Despite the stock’s recent struggles, Xero’s longer-term track record includes one of the more dramatic rallies among ASX-listed technology companies in recent history. Xero experienced a significant rally from June 2018 to February 2021, climbing 243% from around $46 to $158 over a span of 126 weeks — a run that helped establish the company as one of the standout growth stories on the Australian exchange before the more recent reversal.

Despite the earnings miss, the company’s underlying operating metrics show a business that remains profitable on an EBITDA basis, even amid the broader share price volatility. Xero’s EBITDA stands at 664.70 million Australian dollars, with a current EBITDA margin of 27.36% — figures that suggest the core business continues generating meaningful operating income even as net income has come under pressure in the most recent reporting period.
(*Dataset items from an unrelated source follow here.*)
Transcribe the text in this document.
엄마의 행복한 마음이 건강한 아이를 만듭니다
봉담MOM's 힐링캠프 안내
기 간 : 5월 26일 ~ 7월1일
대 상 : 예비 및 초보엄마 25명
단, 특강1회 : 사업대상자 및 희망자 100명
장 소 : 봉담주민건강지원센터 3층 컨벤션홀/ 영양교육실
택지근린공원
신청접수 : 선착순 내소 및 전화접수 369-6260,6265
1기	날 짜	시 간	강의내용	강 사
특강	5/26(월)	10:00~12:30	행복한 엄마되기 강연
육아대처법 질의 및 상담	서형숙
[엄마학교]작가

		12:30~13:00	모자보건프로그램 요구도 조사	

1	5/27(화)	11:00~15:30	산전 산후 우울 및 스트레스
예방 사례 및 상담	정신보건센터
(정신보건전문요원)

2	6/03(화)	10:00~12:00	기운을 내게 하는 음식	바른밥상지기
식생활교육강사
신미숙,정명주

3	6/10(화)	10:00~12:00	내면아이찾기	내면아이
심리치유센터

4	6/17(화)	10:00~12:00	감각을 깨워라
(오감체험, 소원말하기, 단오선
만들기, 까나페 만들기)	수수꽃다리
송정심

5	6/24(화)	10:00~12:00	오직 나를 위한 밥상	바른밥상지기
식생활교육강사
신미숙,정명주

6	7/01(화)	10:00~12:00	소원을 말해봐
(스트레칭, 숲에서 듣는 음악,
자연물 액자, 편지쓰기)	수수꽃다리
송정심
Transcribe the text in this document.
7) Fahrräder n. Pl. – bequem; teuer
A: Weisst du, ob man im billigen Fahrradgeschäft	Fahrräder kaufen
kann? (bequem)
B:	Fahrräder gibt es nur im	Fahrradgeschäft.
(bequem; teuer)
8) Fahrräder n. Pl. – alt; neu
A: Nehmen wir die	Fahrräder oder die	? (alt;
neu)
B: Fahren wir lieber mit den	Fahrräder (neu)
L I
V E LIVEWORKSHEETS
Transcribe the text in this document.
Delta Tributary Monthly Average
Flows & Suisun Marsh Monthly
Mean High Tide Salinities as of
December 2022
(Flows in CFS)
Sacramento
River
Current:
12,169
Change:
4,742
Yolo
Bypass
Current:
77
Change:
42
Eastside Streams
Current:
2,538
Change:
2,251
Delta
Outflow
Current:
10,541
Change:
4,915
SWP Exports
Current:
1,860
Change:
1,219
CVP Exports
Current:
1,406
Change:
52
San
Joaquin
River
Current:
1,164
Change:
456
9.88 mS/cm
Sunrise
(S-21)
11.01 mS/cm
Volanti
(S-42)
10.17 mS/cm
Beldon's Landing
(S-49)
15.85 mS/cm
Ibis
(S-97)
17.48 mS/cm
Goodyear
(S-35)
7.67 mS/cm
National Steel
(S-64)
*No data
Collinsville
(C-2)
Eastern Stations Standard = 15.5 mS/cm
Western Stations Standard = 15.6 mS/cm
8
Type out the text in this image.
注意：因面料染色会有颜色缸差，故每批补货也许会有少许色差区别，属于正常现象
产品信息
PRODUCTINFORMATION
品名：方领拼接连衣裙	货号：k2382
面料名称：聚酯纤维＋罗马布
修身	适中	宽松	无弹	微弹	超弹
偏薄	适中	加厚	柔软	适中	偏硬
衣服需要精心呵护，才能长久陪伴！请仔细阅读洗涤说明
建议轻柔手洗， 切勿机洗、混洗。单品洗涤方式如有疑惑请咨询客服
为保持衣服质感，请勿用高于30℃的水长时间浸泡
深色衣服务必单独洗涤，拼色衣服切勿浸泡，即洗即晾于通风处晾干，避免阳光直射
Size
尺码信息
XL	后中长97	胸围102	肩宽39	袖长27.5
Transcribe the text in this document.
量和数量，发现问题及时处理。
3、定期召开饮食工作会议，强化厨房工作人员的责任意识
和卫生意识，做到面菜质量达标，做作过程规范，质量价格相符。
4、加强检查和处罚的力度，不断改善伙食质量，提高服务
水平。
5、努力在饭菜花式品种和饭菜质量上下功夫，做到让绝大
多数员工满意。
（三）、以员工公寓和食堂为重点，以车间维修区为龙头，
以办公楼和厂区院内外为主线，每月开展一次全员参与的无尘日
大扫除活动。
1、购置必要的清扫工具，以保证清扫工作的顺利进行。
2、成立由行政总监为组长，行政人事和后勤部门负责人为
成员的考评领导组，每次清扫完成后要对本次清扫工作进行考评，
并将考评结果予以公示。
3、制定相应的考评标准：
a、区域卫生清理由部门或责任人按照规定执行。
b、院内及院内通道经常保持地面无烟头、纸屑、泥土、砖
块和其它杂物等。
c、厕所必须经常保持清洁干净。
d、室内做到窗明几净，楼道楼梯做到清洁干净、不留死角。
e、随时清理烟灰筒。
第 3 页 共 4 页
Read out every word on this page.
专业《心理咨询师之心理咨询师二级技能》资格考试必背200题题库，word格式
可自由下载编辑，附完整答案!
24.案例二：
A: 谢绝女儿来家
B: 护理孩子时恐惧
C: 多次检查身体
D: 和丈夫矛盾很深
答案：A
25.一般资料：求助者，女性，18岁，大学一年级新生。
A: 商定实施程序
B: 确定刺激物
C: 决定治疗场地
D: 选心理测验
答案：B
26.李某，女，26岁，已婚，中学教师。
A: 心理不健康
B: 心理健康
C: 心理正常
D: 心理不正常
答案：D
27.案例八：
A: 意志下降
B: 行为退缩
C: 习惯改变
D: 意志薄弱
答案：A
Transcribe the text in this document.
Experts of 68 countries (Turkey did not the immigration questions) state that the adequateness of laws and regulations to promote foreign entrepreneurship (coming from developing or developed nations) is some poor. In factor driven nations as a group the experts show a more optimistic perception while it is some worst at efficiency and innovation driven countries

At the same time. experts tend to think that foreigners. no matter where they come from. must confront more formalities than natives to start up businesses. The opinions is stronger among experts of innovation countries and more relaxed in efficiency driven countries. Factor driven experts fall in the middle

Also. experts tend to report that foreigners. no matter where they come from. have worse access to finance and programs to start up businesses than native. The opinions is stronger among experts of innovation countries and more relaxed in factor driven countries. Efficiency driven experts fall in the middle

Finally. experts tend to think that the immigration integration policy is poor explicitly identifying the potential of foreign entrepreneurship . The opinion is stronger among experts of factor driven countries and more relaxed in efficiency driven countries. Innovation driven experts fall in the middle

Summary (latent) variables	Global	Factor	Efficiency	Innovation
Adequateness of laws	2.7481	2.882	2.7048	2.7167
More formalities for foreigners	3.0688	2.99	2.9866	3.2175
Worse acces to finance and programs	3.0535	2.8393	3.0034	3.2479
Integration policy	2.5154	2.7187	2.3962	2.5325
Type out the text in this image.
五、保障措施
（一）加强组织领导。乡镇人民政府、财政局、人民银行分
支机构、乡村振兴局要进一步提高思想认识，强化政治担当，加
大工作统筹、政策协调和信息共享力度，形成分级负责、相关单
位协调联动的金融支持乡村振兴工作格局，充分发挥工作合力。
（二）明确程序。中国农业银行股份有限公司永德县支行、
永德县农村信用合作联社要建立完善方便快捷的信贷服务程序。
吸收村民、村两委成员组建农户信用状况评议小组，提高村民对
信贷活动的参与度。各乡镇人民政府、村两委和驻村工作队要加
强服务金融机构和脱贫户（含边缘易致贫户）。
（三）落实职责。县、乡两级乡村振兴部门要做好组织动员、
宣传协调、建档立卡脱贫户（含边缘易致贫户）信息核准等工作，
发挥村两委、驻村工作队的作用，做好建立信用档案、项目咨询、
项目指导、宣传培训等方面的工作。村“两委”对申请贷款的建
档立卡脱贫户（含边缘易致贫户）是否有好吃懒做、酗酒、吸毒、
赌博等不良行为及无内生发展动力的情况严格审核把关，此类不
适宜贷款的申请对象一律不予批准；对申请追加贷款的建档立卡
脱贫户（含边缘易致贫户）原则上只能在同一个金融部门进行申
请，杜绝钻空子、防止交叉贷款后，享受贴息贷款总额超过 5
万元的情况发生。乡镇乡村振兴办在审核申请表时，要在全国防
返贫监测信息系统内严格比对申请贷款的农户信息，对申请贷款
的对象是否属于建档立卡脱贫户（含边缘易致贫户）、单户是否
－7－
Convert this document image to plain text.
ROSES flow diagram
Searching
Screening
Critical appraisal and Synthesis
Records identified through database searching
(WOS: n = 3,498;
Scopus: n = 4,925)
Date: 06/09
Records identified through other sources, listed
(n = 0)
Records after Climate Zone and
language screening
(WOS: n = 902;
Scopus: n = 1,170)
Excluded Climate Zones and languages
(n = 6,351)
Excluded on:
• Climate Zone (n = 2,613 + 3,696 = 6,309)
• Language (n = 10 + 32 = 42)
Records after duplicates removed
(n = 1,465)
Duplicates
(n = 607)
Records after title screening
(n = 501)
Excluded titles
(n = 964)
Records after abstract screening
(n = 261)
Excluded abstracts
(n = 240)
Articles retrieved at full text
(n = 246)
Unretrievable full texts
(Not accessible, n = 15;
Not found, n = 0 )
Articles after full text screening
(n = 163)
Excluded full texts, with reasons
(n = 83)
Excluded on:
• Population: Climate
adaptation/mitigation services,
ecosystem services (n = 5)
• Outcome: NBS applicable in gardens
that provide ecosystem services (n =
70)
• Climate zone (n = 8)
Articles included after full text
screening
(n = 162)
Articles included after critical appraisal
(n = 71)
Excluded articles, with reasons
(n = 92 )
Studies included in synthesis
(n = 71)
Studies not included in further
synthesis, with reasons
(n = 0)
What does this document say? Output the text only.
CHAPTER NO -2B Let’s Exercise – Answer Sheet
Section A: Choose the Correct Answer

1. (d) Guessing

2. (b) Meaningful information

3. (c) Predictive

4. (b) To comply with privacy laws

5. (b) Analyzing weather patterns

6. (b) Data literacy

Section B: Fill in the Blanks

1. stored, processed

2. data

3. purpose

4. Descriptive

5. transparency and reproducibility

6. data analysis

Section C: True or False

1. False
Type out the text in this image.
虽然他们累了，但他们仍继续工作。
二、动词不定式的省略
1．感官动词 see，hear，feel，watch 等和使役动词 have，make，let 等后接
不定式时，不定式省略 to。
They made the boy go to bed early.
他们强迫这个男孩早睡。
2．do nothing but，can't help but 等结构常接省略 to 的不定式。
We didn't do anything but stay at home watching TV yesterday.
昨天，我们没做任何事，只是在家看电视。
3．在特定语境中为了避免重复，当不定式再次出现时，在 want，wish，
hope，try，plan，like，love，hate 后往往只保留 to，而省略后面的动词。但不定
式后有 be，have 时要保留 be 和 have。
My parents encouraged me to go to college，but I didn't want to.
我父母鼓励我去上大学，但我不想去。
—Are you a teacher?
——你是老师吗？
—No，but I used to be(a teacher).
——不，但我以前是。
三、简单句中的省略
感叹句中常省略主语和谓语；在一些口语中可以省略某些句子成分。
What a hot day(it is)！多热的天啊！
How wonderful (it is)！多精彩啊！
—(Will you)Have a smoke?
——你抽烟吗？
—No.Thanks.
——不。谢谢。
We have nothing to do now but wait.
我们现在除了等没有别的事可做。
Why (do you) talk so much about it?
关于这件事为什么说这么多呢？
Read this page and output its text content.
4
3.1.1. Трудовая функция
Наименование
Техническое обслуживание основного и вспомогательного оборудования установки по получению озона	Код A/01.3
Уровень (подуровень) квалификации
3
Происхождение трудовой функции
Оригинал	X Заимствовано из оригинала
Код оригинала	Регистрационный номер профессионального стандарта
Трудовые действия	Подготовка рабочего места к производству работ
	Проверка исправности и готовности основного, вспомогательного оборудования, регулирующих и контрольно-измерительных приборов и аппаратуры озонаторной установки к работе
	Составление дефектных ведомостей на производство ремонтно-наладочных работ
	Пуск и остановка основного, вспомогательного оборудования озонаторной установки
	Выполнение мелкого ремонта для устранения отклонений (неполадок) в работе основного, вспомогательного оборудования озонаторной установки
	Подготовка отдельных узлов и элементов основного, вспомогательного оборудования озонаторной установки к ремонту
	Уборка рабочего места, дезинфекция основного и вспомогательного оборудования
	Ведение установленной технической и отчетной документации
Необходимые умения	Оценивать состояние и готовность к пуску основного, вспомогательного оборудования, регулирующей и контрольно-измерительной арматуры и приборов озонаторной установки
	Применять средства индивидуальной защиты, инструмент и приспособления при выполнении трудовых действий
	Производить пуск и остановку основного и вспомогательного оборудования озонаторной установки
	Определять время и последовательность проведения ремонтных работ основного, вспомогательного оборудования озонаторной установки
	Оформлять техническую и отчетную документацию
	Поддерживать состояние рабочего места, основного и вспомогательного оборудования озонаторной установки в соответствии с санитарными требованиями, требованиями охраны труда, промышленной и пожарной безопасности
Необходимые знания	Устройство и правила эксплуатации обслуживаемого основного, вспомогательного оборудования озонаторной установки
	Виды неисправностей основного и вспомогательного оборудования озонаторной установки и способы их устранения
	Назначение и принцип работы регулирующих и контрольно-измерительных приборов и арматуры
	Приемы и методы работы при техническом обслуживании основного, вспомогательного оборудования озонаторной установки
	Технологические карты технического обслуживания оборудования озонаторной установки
With Xero’s next earnings report scheduled for November 12, 2026, investors will have an extended window to assess whether the recent earnings miss and broader technology sector weakness prove to be a temporary setback or the start of a more sustained decline in the company’s growth trajectory. Given the stock’s significant distance from its all-time high reached almost exactly a year ago, and with technical indicators only recently turning more cautious before Wednesday’s rebound, Xero’s near-term trajectory will likely remain closely tied to broader sentiment across the ASX technology sector as well as any further updates on the company’s underlying subscriber growth and profitability metrics in the months ahead.